Bloody Business (eBook)
229 Seiten
Campus Verlag
978-3-593-45467-2 (ISBN)
Bettina Steinbrugger, geboren 1984, beschäftigte sich schon während des Studiums intensiv mit dem Thema Nachhaltigkeit und co-gründete 2011 die »erdbeerwoche« - das erste Social Business zu nachhaltigen Periodenprodukten. Das Unternehmen gewann viele Preise und ist bis heute erfolgreich. Die Mission ist, das Thema Menstruation positiv zu besetzen und vor allem junge Menschen bei einem selbstbestimmten, gesunden und nachhaltigen Umgang mit dem Zyklus zu unterstützen.

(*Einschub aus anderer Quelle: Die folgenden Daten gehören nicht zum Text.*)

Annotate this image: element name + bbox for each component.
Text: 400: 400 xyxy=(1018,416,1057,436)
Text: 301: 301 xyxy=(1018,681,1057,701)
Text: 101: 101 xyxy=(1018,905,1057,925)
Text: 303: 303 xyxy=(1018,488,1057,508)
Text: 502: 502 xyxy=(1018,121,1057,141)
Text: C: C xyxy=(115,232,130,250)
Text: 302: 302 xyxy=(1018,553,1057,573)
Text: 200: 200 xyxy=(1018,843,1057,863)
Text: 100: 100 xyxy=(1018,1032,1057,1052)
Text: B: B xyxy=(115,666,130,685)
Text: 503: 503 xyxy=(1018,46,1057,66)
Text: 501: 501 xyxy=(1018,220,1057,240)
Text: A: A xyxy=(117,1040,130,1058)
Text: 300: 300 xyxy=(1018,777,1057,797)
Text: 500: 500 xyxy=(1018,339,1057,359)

Bettina Steinbrugger, geboren 1984, beschäftigte sich schon während des Studiums intensiv mit dem Thema Nachhaltigkeit und co-gründete 2011 die »erdbeerwoche« – das erste Social Business zu nachhaltigen Periodenprodukten. Das Unternehmen gewann viele Preise und ist bis heute erfolgreich. Die Mission ist, das Thema Menstruation positiv zu besetzen und vor allem junge Menschen bei einem selbstbestimmten, gesunden und nachhaltigen Umgang mit dem Zyklus zu unterstützen.
PROLOG
Es war ein warmer Tag im Mai 2015, als wir den Zug am Wiener Hauptbahnhof bestiegen. In unserem Gepäck befanden sich nur unsere Laptops und Handys – schließlich sollte unser Ausflug nach Graz nur ein paar Stunden dauern. Wir waren auf dem Weg zu einem sogenannten Start-up-Pitch – lange bevor dieser Begriff durch sämtliche Fernsehsendungen und die sozialen Medien geisterte. So ganz wussten wir selbst nicht, was wir da eigentlich tun sollten. Wir hatten uns mit unserem Unternehmen erdbeerwoche mit ein paar Klicks für einen Jungunternehmerwettbewerb angemeldet, ohne uns genau darüber zu informieren, was wir dafür eigentlich leisten mussten. Der ausgeschriebene Gewinn hatte uns einfach angelacht: mehrere Tausend Euro in Form von Mediavolumen, also Gratis-Werbung für unser noch so junges Projekt. Da wir gerade knapp bei Kasse waren, kam dieser Wettbewerb wie gerufen – und kaum, dass wir uns versahen, waren wir als eines von zehn nominierten Start-ups zum großen Finale und Live-Pitch vor 2 000 Menschen geladen. Erstmals sollte unsere Idee einem größeren Publikum vorgestellt werden. Das einzige Problem dabei: Bei unserem »Produkt« handelte es sich nicht um ein hippes, neues Lifestyle-Getränk, sondern um eines der letzten Tabuthemen unserer Zeit: die weibliche Periode.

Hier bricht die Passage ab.